Metrics that test an instrument's current data against previous data are fundamental to real time quality assurance. For oceanographic instrumentation, especially instruments deployed on remote and autonomous platforms, the operator rarely has the luxury of periodically examining the instrument to test its current state relative to the pre- and post-deployment states.

For remote instruments that report their data in real time or are never intended to be recovered, the instrument's data stream is the only information available to assess data quality. As such, quality metrics must compare field data variance to baseline data from controlled conditions. Often, the instrument's original calibration data is a logical choice for quantifying baseline data.

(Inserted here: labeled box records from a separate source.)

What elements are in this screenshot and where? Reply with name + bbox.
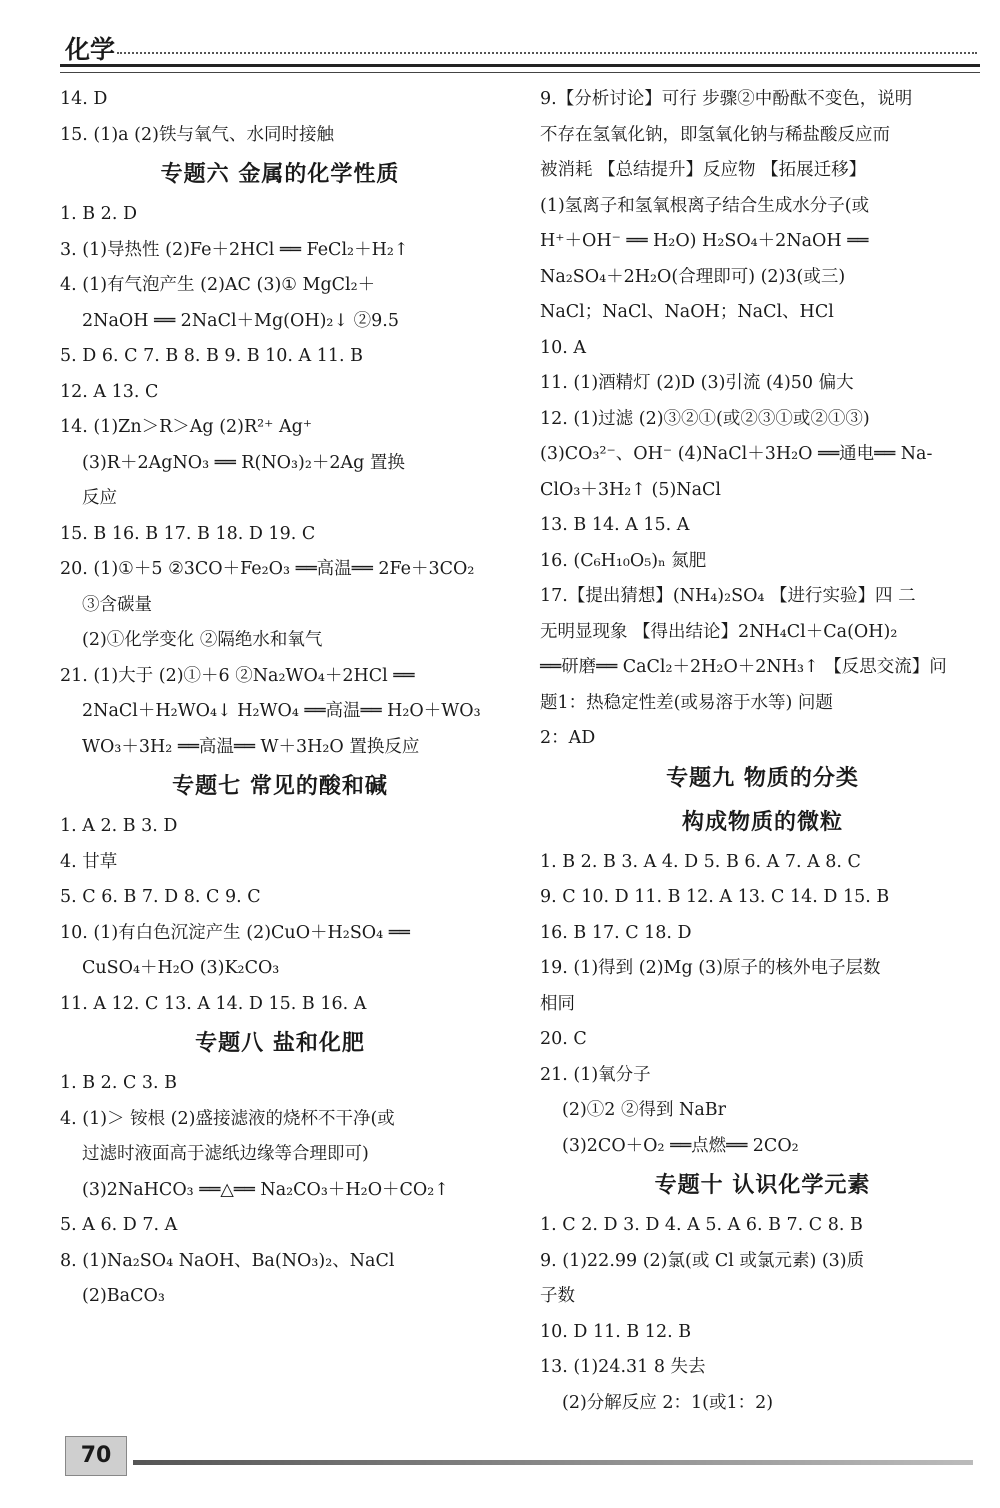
answer-line: 5. A 6. D 7. A	[60, 1215, 178, 1235]
answer-line: 10. D 11. B 12. B	[540, 1321, 692, 1342]
answer-line: 不存在氢氧化钠，即氢氧化钠与稀盐酸反应而	[540, 124, 890, 145]
section-heading: 专题六 金属的化学性质	[160, 162, 400, 187]
answer-line: 无明显现象 【得出结论】2NH₄Cl＋Ca(OH)₂	[540, 621, 898, 642]
answer-line: 11. A 12. C 13. A 14. D 15. B 16. A	[60, 993, 367, 1014]
answer-line: 13. B 14. A 15. A	[540, 515, 690, 535]
answer-line: 11. (1)酒精灯 (2)D (3)引流 (4)50 偏大	[540, 373, 854, 393]
answer-line: ══研磨══ CaCl₂＋2H₂O＋2NH₃↑ 【反思交流】问	[540, 657, 947, 677]
header-dotted-rule	[117, 52, 977, 54]
answer-line: 1. B 2. B 3. A 4. D 5. B 6. A 7. A 8. C	[540, 851, 861, 872]
footer-rule	[133, 1460, 973, 1465]
answer-line: 2：AD	[540, 728, 596, 748]
answer-line: 21. (1)大于 (2)①＋6 ②Na₂WO₄＋2HCl ══	[60, 665, 415, 686]
subject-title: 化学	[65, 35, 116, 64]
answer-line: 10. A	[540, 337, 587, 358]
answer-line: WO₃＋3H₂ ══高温══ W＋3H₂O 置换反应	[82, 736, 420, 757]
answer-line: 17.【提出猜想】(NH₄)₂SO₄ 【进行实验】四 二	[540, 586, 916, 606]
answer-line: 1. C 2. D 3. D 4. A 5. A 6. B 7. C 8. B	[540, 1215, 863, 1235]
answer-column-left	[60, 82, 500, 1315]
answer-line: 16. B 17. C 18. D	[540, 922, 692, 943]
answer-line: 1. A 2. B 3. D	[60, 816, 178, 836]
answer-line: CuSO₄＋H₂O (3)K₂CO₃	[82, 958, 280, 978]
answer-line: 1. B 2. C 3. B	[60, 1073, 178, 1093]
answer-line: 被消耗 【总结提升】反应物 【拓展迁移】	[540, 160, 867, 180]
answer-line: 20. (1)①＋5 ②3CO＋Fe₂O₃ ══高温══ 2Fe＋3CO₂	[60, 559, 475, 579]
answer-line: 3. (1)导热性 (2)Fe＋2HCl ══ FeCl₂＋H₂↑	[60, 239, 409, 260]
answer-line: 10. (1)有白色沉淀产生 (2)CuO＋H₂SO₄ ══	[60, 922, 410, 943]
answer-line: (2)BaCO₃	[82, 1286, 165, 1306]
answer-line: 21. (1)氧分子	[540, 1064, 651, 1085]
page-header	[55, 22, 985, 82]
section-heading: 专题七 常见的酸和碱	[172, 774, 388, 799]
answer-line: 4. (1)＞ 铵根 (2)盛接滤液的烧杯不干净(或	[60, 1108, 395, 1129]
answer-line: (3)2CO＋O₂ ══点燃══ 2CO₂	[562, 1135, 799, 1156]
page-number: 70	[65, 1436, 127, 1476]
answer-line: 题1：热稳定性差(或易溶于水等) 问题	[540, 692, 833, 713]
answer-line: 相同	[540, 993, 575, 1014]
answer-line: 4. (1)有气泡产生 (2)AC (3)① MgCl₂＋	[60, 275, 376, 295]
answer-line: 过滤时液面高于滤纸边缘等合理即可)	[82, 1144, 369, 1164]
answer-line: 1. B 2. D	[60, 204, 137, 224]
answer-line: 20. C	[540, 1029, 587, 1049]
answer-line: (3)CO₃²⁻、OH⁻ (4)NaCl＋3H₂O ══通电══ Na-	[540, 444, 933, 464]
header-rule	[60, 64, 980, 67]
answer-line: 2NaCl＋H₂WO₄↓ H₂WO₄ ══高温══ H₂O＋WO₃	[82, 701, 481, 721]
answer-line: 12. A 13. C	[60, 381, 159, 402]
answer-line: (3)R＋2AgNO₃ ══ R(NO₃)₂＋2Ag 置换	[82, 452, 405, 473]
answer-line: 15. (1)a (2)铁与氧气、水同时接触	[60, 124, 334, 145]
answer-line: 15. B 16. B 17. B 18. D 19. C	[60, 523, 316, 544]
answer-line: 9. (1)22.99 (2)氯(或 Cl 或氯元素) (3)质	[540, 1250, 865, 1271]
answer-line: (2)①2 ②得到 NaBr	[562, 1100, 727, 1120]
answer-line: H⁺＋OH⁻ ══ H₂O) H₂SO₄＋2NaOH ══	[540, 231, 869, 251]
answer-line: (3)2NaHCO₃ ══△══ Na₂CO₃＋H₂O＋CO₂↑	[82, 1179, 449, 1200]
answer-column-right	[540, 82, 985, 1421]
section-heading: 专题九 物质的分类	[666, 765, 859, 791]
section-heading: 专题十 认识化学元素	[654, 1173, 871, 1198]
answer-line: 子数	[540, 1286, 575, 1306]
answer-line: ③含碳量	[82, 594, 152, 615]
answer-line: NaCl；NaCl、NaOH；NaCl、HCl	[540, 302, 834, 322]
answer-line: 9.【分析讨论】可行 步骤②中酚酞不变色，说明	[540, 89, 913, 109]
answer-line: 13. (1)24.31 8 失去	[540, 1357, 706, 1377]
answer-line: 14. D	[60, 89, 108, 109]
page-footer	[55, 1420, 985, 1480]
answer-line: 2NaOH ══ 2NaCl＋Mg(OH)₂↓ ②9.5	[82, 310, 400, 331]
answer-line: 反应	[82, 488, 117, 508]
answer-line: 9. C 10. D 11. B 12. A 13. C 14. D 15. B	[540, 887, 890, 907]
answer-line: 8. (1)Na₂SO₄ NaOH、Ba(NO₃)₂、NaCl	[60, 1250, 395, 1271]
answer-line: 5. C 6. B 7. D 8. C 9. C	[60, 887, 261, 907]
answer-line: 4. 甘草	[60, 851, 118, 872]
section-heading: 构成物质的微粒	[681, 809, 843, 835]
answer-line: 19. (1)得到 (2)Mg (3)原子的核外电子层数	[540, 958, 881, 978]
section-heading: 专题八 盐和化肥	[195, 1031, 365, 1056]
answer-line: 5. D 6. C 7. B 8. B 9. B 10. A 11. B	[60, 346, 363, 366]
answer-line: 14. (1)Zn＞R＞Ag (2)R²⁺ Ag⁺	[60, 417, 313, 437]
answer-line: 16. (C₆H₁₀O₅)ₙ 氮肥	[540, 550, 707, 571]
answer-line: Na₂SO₄＋2H₂O(合理即可) (2)3(或三)	[540, 266, 846, 287]
header-rule-thin	[60, 72, 980, 73]
answer-line: ClO₃＋3H₂↑ (5)NaCl	[540, 479, 722, 500]
answer-line: (2)①化学变化 ②隔绝水和氧气	[82, 630, 323, 650]
answer-line: (1)氢离子和氢氧根离子结合生成水分子(或	[540, 195, 870, 216]
answer-line: 12. (1)过滤 (2)③②①(或②③①或②①③)	[540, 408, 870, 429]
answer-line: (2)分解反应 2：1(或1：2)	[562, 1392, 774, 1413]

In this study, Sea-Bird Scientific compares signal variances for a suite of instruments that measure optical backscattering and fluorescence. They compare a new instrument design across a variety of controlled environments with instruments that have a much longer pedigree, and they control for data delivery rate and internal averaging to demonstrate the relationship of variance to common use cases, such as when power and data bandwidth limit data rates. They then compare the controlled environment data with field data from a tidally driven environment to demonstrate real-time QA/QC methods.

More Science from the 2018 Ocean Sciences Meeting
The full scientific program for the 2018 Ocean Sciences Meeting is searchable online. To search, click on the search button at the top, right-hand corner of the online program. Click on “Advanced Search” to search by session, paper, person, primary topic or other criteria. To browse all sessions, click on the Primary Topic link on the left-hand side of the search engine. Scientific, education and policy sessions will cover wide-ranging topics such as ocean-land connections, renewable energy, climate change, marine biodiversity and more.

About the 2018 Ocean Sciences Meeting
The 2018 Ocean Sciences Meeting (OSM), co-sponsored by the American Geophysical Union (AGU), the Association for the Sciences of Limnology and Oceanography (ASLO), and The Oceanography Society (TOS), will be held 11–16 February, in Portland, Oregon. The OSM is an important venue for scientific exchange across broad marine science disciplines. Sessions will include all aspects of oceanography, especially multidisciplinary topics, as well as presentations that reflect new and emerging research on the global ocean and society, including science education, outreach, and public policy. The OSM originated in 1982 as a joint effort between AGU and ASLO; TOS joined as a regular co-sponsor in 2004.